My Journey as an Ed Tech Entrepreneur — By Heather Hiles

December 1, 2016
Guest Post by Heather Hiles, Founder of Pathbrite

I recently spent time with a cohort of ed tech entrepreneurs supported by NewSchools Venture Fund through their NewSchools Ignite accelerator.  My friends at NewSchools asked me and a couple of other entrepreneurs to spend some time having “real talk” about what it takes to raise capital, get exposure for a product and ultimately create something that has value in the marketplace.  I sold my company, Pathbrite, about a year ago, and many of the lessons I’ve learned are still fresh.

So, as I looked out into the audience, a lot of thoughts ran through my mind.  Among other things, I was struck by the diversity of the group.  I don’t think I’ve ever seen so many women and people of color in an accelerator cohort.  Kudos to NewSchools for that.  I have first-hand knowledge of how hard it is to start an ed tech company as a black woman, and that’s why it’s so important for me to share what I’ve learned.

First of all, education is a really hard sector.  Just think of all the millions of people who have tried, and the billions of dollars already spent on solving the mystery of how to make education work better for more students. This is not only a high calling, it’s a very hard thing to figure out.

It’s also rather difficult to raise funds for an ed tech company.
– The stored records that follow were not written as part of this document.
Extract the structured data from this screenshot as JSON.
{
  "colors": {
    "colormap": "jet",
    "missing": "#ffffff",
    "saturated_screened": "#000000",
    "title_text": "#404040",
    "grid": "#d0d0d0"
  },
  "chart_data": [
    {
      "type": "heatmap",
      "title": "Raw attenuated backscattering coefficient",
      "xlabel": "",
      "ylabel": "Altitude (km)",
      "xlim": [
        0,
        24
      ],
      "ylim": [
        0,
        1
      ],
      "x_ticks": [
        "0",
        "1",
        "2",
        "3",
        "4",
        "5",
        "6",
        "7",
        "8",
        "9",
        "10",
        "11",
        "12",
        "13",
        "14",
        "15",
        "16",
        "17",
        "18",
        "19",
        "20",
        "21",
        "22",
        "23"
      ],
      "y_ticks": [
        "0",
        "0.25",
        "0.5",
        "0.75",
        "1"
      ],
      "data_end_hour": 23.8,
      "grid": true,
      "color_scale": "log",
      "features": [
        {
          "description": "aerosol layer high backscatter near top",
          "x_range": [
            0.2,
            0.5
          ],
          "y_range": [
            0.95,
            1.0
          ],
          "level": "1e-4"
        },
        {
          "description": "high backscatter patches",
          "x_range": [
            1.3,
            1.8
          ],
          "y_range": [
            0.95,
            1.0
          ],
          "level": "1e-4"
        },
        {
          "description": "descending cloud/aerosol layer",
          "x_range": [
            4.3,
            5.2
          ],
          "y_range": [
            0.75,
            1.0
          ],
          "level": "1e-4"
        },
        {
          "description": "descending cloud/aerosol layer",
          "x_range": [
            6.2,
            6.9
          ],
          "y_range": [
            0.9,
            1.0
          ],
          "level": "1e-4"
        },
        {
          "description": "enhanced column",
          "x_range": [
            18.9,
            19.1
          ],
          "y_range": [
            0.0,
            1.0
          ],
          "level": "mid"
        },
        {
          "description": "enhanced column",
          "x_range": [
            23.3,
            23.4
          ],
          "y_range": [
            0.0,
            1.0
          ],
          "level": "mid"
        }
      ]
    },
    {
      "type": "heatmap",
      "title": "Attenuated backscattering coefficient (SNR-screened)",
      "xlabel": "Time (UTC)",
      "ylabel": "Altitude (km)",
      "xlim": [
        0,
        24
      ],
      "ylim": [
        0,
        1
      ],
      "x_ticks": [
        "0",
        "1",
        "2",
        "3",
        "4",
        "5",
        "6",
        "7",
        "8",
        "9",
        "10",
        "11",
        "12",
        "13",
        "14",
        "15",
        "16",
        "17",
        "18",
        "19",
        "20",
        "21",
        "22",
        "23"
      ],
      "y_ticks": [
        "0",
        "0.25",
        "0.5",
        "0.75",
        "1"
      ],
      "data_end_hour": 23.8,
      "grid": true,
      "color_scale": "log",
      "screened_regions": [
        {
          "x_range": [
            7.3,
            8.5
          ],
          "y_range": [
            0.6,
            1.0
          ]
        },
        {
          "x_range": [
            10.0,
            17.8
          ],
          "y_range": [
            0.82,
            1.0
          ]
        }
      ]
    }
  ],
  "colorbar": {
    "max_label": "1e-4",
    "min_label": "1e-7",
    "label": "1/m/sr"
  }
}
Most of the money in education comes from government, but those dollars don’t provide a lot of room for innovation.  The next largest source of revenue in education is philanthropy – which can be an amazing resource, but can also distort the market by picking winners or promoting silver-bullet solutions prematurely.  And, VCs are the toughest.  Most entrepreneurs have no direct connection to get a meeting, and even when there is interest, the entrepreneur has to be careful that the VC isn’t trying to take the company in a direction they don’t intend.

But, even with all the challenges of starting an ed tech company, there are still – fortunately – a lot of optimistic people who believe in the power of new concepts, products and resources in education. They believe it’s possible to create pathways and provide opportunities through their new ideas.  That makes me excited, because there is still so much to do to provide every student with what they need to be successful in school.

Last month, when I met this new crop of early-stage entrepreneurs funded by NewSchools – full of passion and great ideas – it gave me reason for hope.  Here are some of the pearls of wisdom that I and the other seasoned entrepreneurs shared with the group about finding the funding they need to build their companies:

  • Choose your investors carefully, and be sure that you and your investors are aligned on the future of the venture. It’s a rare company of any type that has a path to becoming a billion-dollar company.  And, that’s what VCs are looking for.
  • Take the time to talk with other entrepreneurs who have been funded by your potential investor.  They can provide incredible information about what it’s like to enter into an agreement with that investor.
  • Remember that foundations are a possibility. NewSchools is an example of a funder that provides investments to for-profit as well as not-for profit companies.  And, they don’t take an equity stake.
  • Program-Related Investments (PRIs) are also an option for foundation funding. So, even if you’re a more established for-profit company, you might still be able to get significant foundation funding in the form of a PRI.
  • Some start-ups may be better suited to be non-profits. Foundation dollars don’t have the same strings as VC money…and your company won’t be beholden to a VC-driven outcome.  It is often much easier to be mission-focused as a non-profit.
  • Don’t get hung up on valuation in the early stages. In fact, err on the low side of valuation…you don’t want investors getting itchy early on because they think they won’t make their return.
  • Learn how to stand, not kneel when asking for money. Be sure to frame your company’s story in a way that highlights its strength.  Fundraise against impact, rather than a budget.  Also have an earned income model.
  • Under-promise and over-deliver. If you are conservative in your projections, you are more likely to exceed expectations and look like a stronger investment in your next round.
  • You have to learn from your customers – teachers, students, and administrators – and go where they are. Be willing to be flexible with your business model, if the market is suggesting you take another path.  This can help with raising funds.
  • You should always be working on a Plan B, whether that’s a new revenue stream, new members of your board or new investors. You’ll need it.

If you’re thinking about being an ed tech entrepreneur yourself, maybe these tips will helpful to you, too.